The Gumps and Sam ‘n’ Henry


Any long saga can be said to have multiple beginnings. In some ways, the story of Amos ‘n’ Andy begins with the development of its precursor program Sam ‘n’ Henry, while in some ways it begins with Gosden and Correll working together in the Joe Bren Company in the early 20’s.
But works of art need their influences, and Amos ‘n’ Andy thus finds its roots in a comic strip called The Gumps.

Though not quite an onomatopoeia, the word “gump” sounds thick or slow and was a word for an average dumb person coined by Chicago Tribune publisher/editor Captain Joseph M. Patterson, who birthed the premise of the strip before passing it on to its artist, Sidney Smith.

Andy Gump was the comic strip’s protagonist and head of the household. His wife was Min and their son Chester. Another main character was their wealthy uncle Bim. The strip was groundbreaking because of its serial format, presenting a long, continuous story. Many of the plots revolved around Andy’s various schemes.
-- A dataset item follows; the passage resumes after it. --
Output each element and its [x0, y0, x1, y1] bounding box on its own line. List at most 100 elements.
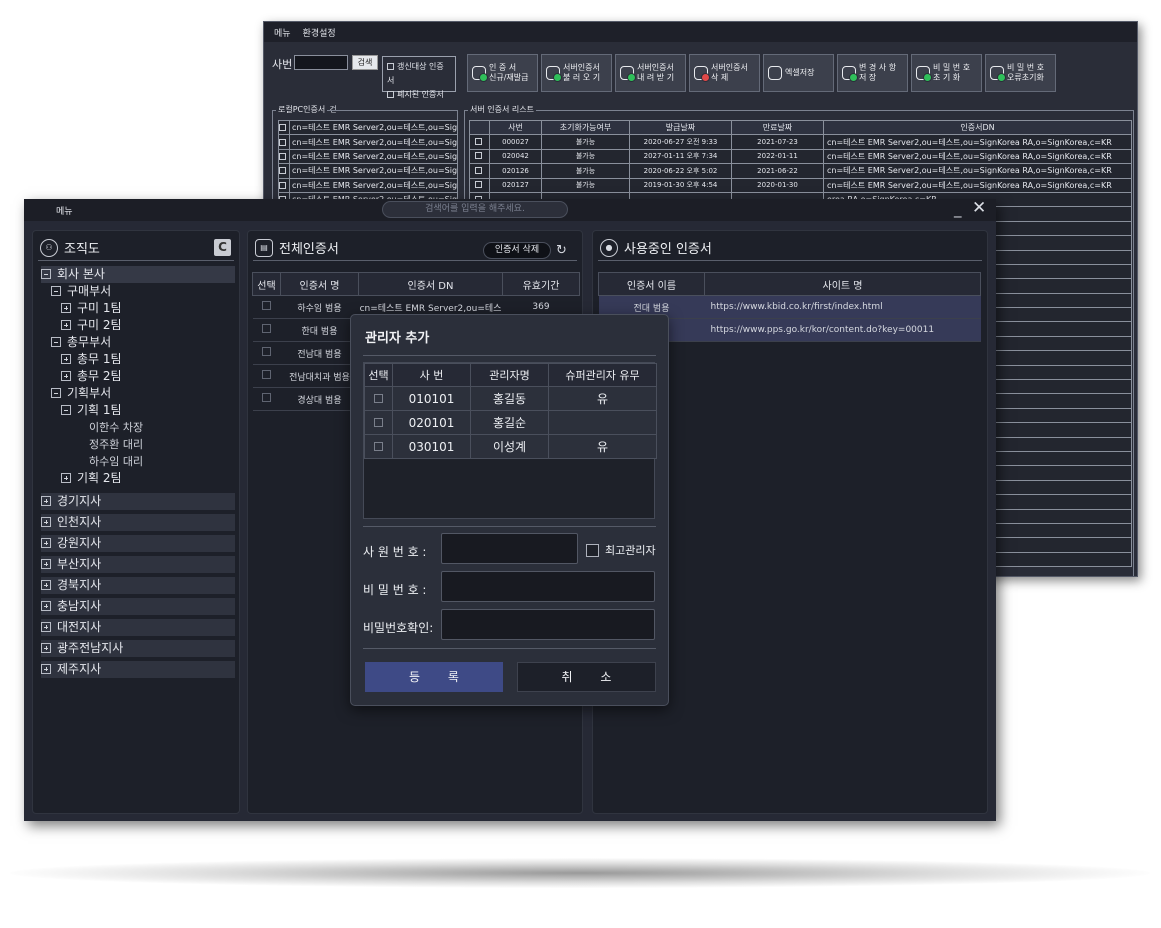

Elizabeth McLeod describes Andy as “a grasping, amoral character -- always involved in petty scheming, and always striving to climb beyond his lower-middle-class station.”
Money--needing it and having to look outside the traditional job to find it--would of course become a theme in Amos ‘n’ Andy and its forerunner Sam ‘n’ Henry. When McLeod further describes Andy Gump by saying “his speech was bombastic and self-important, and his self-confidence seemed boundless, even when faced with the failure of his latest venture -- and this tendency often made him an easy target for bunco artists,” we can see his influence on Henry Johnson and later on Andy Brown.

Andy Gump wasn’t influential to Gosden and Correll merely as a character they found interesting; their involvement goes further than that. The Tribune, of course, owned WGN, where G ‘n’ C were employed as a singing act. In 1925, station executive Ben McCanna approached the duo with an offer to star in a radio series based on the Trib’s comic strip, which, by then was wildly popular (having debuted in Feb. 1917).

G ‘n’ C were skeptical, and worried about voicing the various female characters in the comic strip. They declined the offer to build something from an established franchise, but instead began to develop their own characters for what would become a serial radio program, Sam ‘n’ Henry. This show would begin airing on WGN on Jan. 12, 1926.

Whereas Andy Gump was a family man motivated by the pressure to be the breadwinner and improve his and his family’s lot, Sam and Henry were single men traveling together, representing hundreds of thousands of Great Depression migrators who wanted nothing more than to save up enough for a steady roof over their heads and modest groceries. However, the prototype that contained elements of all three: the desperate craps-shooting quasi-hustler, set against the backdrop of a ruthless capitalist society, would cast a long shadow over American popular culture.